Data Structure and Algorithm
Data Structure
Trie
Trie Deletion & Applications

Trie Deletion and Applications

Deletion in a Trie is a recursive process. Since nodes in a Trie can be shared among different keys, we must be careful not to delete nodes that are part of other active words.


Deletion Cases

When deleting a key K from a Trie:

Case 1: The key is a prefix of another word

  • Example: Delete "the" when "them" is also in the Trie.
  • Action: Simply change the isEndOfWord flag of the last character of "the" to false.
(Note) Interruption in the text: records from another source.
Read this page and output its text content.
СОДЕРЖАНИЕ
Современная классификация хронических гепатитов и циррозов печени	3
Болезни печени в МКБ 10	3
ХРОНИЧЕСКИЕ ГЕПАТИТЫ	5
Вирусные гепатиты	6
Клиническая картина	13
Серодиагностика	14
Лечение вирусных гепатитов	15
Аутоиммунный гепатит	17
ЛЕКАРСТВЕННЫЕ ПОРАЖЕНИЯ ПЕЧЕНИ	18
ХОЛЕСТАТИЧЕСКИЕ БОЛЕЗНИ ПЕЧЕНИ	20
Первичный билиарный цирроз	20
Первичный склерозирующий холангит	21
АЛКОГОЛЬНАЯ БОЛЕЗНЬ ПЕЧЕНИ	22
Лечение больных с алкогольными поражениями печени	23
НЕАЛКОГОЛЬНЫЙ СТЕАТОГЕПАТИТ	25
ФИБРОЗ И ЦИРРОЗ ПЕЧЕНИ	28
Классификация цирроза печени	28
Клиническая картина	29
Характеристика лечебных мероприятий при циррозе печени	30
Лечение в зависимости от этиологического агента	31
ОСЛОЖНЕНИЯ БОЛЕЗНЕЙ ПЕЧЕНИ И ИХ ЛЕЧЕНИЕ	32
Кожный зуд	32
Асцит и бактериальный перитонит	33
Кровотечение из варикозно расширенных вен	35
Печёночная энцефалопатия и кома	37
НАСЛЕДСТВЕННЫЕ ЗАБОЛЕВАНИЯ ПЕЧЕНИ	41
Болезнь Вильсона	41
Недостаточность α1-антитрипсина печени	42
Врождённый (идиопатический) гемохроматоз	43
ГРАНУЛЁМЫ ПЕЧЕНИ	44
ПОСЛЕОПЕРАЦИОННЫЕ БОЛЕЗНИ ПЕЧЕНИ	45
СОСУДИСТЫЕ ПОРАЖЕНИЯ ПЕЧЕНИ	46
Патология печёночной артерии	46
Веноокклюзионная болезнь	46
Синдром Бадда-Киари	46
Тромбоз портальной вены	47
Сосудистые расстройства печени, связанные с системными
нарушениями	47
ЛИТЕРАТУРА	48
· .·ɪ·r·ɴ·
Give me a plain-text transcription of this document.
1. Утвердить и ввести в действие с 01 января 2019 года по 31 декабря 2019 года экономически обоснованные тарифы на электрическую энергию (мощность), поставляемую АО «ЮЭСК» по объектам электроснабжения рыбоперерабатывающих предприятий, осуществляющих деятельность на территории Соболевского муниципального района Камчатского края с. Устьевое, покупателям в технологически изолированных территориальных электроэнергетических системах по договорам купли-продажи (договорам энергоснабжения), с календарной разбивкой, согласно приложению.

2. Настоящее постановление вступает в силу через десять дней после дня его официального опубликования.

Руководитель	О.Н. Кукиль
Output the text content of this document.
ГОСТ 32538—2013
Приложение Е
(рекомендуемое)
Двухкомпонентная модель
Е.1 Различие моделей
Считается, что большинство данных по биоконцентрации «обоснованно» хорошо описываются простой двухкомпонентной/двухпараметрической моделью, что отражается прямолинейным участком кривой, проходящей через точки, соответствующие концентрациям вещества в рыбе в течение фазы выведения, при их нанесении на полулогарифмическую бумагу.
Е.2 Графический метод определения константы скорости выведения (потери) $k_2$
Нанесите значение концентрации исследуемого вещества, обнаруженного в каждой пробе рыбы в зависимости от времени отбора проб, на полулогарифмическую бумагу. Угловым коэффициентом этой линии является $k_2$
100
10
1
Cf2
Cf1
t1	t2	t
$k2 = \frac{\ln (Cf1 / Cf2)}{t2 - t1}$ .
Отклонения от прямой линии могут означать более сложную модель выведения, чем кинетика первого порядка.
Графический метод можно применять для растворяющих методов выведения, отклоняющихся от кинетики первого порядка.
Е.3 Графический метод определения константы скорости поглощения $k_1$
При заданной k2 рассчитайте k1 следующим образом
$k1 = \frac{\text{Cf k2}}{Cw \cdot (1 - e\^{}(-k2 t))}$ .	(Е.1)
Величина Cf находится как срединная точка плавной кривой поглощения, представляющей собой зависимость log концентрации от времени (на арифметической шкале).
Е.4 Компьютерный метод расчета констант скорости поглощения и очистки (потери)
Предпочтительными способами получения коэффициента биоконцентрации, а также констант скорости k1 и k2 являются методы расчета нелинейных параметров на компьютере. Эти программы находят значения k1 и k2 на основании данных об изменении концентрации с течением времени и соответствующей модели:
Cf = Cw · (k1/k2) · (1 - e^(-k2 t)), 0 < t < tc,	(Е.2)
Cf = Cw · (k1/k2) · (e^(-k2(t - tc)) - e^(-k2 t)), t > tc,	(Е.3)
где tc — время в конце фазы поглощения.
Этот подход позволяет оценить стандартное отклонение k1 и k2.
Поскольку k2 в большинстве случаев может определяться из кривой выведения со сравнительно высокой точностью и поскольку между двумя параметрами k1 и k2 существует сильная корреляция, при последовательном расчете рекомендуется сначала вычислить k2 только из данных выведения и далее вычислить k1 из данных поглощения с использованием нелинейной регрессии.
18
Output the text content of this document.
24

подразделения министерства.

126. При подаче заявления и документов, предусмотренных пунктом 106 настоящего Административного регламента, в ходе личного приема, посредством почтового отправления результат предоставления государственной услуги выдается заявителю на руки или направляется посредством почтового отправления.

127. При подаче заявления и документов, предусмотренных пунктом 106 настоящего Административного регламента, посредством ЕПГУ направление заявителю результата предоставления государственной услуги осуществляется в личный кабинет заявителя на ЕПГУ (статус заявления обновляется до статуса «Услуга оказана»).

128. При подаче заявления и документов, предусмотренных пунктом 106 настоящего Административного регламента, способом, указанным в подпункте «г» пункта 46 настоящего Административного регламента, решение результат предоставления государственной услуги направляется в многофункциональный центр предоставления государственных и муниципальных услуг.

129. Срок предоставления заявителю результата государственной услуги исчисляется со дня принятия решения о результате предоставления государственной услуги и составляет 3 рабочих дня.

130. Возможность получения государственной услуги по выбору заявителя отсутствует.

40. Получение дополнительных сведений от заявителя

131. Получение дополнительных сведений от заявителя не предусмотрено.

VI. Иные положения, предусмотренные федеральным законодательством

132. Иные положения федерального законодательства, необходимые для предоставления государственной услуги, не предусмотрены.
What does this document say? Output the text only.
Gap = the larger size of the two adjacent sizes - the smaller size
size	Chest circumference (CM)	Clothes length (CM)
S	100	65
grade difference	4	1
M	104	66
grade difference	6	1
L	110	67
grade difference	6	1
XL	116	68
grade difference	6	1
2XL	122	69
We do not delete any nodes.

Case 2: The key has a unique path but shares a prefix

  • Example: Delete "geek" when "geeks" is in the Trie.
  • Action: Delete nodes starting from the end of the word until we reach a node that is marked as isEndOfWord or has other children.

Case 3: The key has no prefix/suffix overlap

  • Example: Delete "hero" when no other words starting with h exist.
  • Action: Delete all nodes of "hero" from the root downward.

Deletion Implementation

We can write a recursive helper function remove that returns true if a node's child should be deleted (i.e. it has no other children and is not the end of another word).

class TrieNode {
    constructor() {
        this.children = new Array(26).fill(null);
        this.isEndOfWord = false;
    }
}
 
// Returns true if node has no children
function isEmpty(node) {
    for (let i = 0; i < 26; i++) {
        if (node.children[i] !== null) {
            return false;
        }
    }
    return true;
}
 
// Recursive function to delete a key from given Trie
function remove(root, key, depth = 0) {
    // If tree is empty
    if (root === null) return null;
 
    // If last character of key is being processed
    if (depth === key.length) {
        // This node is no longer end of word after removal
        if (root.isEndOfWord) {
            root.isEndOfWord = false;
        }
 
        // If root does not have any other child, it can be deleted
        if (isEmpty(root)) {
            root = null;
        }
 
        return root;
    }
 
    // If not last character, recur for the child
    let index = key[depth].charCodeAt(0) - 'a'.charCodeAt(0);
    root.children[index] = remove(root.children[index], key, depth + 1);
 
    // If root does not have any child (its only child got deleted),
    // and it is not end of another word, delete it
    if (isEmpty(root) && root.isEndOfWord === false) {
        root = null;
    }
 
    return root;
}

Applications of Trie

  1. Auto-Complete / Search Suggestions: Used by browsers and search engines to show instant search predictions.
  2. Spelling Checkers: Storing a vocabulary inside a Trie allows fast spell checking and prefix verification.
  3. Longest Prefix Matching: Used in IP routing packets in routers to find the longest matching subnet mask.
  4. Browser History/URL autocomplete: Swiftly searches previously visited website URLs.

Advantages and Disadvantages of Trie

Advantages:

  • Fast Lookups: O(M) time complexity, completely independent of the number of keys N in the structure.
  • Ordered Iteration: Easy traversal of keys in alphabetical order.
  • Space efficiency for common prefixes: Shared prefixes save memory compared to storing complete duplicate strings.

Disadvantages:

  • High Memory Overhead: Each node contains an array of 26 pointers (or more if uppercase/special characters are supported). Many of these pointers are null, causing sparse memory usage.
  • Cache Misses: Trie nodes are allocated dynamically in memory, leading to poor cache locality compared to continuous array-based search structures.